Gene ontology (GO) and metabolic enrichment analysis were performed using the TriTrypDB browser. The number of genes per category is shown on the left of the Y axis. The right Y axis represents the percentage of the total background per category as a parameter of enrichment shown as a circle with a dot. a Enriched metabolic pathways. b Enriched molecular function GO categories. c Enriched biological process GO categories. a–c GO categories significantly enriched were filtered by FDR ≤ 0.05 using Benjamini–Hochberg method. Upregulated DTTs (pink), downregulated DTTs (blue). d Protein–protein interaction network based on connectivity and betweenness centrality by protein structure, experimental evidence, and protein family, highlighting four enriched clusters. e STRING protein–protein interaction network based on known protein co-expression or putative homologs co-expressed in other organisms.

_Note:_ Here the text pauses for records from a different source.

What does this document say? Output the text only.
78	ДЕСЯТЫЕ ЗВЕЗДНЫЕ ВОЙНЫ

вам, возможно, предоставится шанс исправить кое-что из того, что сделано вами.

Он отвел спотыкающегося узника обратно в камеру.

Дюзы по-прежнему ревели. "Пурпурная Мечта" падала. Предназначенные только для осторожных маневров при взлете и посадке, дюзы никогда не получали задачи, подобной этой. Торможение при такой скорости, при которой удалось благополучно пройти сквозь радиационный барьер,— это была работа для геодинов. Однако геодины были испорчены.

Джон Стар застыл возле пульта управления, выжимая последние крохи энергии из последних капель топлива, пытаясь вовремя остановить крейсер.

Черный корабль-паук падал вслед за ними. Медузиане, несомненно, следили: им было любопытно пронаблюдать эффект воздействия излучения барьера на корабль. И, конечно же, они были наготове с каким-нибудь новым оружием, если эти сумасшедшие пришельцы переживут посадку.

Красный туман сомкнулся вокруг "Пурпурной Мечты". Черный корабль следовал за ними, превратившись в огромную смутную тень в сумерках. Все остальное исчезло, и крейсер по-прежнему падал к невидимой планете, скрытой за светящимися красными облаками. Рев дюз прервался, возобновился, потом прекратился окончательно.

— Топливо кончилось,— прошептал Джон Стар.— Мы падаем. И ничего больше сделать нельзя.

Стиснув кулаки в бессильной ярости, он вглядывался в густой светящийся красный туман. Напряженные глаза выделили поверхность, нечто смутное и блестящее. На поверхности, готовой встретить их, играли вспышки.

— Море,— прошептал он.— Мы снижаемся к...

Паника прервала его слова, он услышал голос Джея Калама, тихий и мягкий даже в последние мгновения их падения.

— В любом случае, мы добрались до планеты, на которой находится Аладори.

A core of translational modulators can potentially regulate the expression of several components of the network based on the number of interactions and co-expression scores. Co-expression scores are shown on a scale of 0 (yellow) to 1 (dark purple), where 1 is the higher co-expression level between two proteins. Proteins potentially associated with translational control are shown on the right side. The raw data of (a–e) are available in Source Data.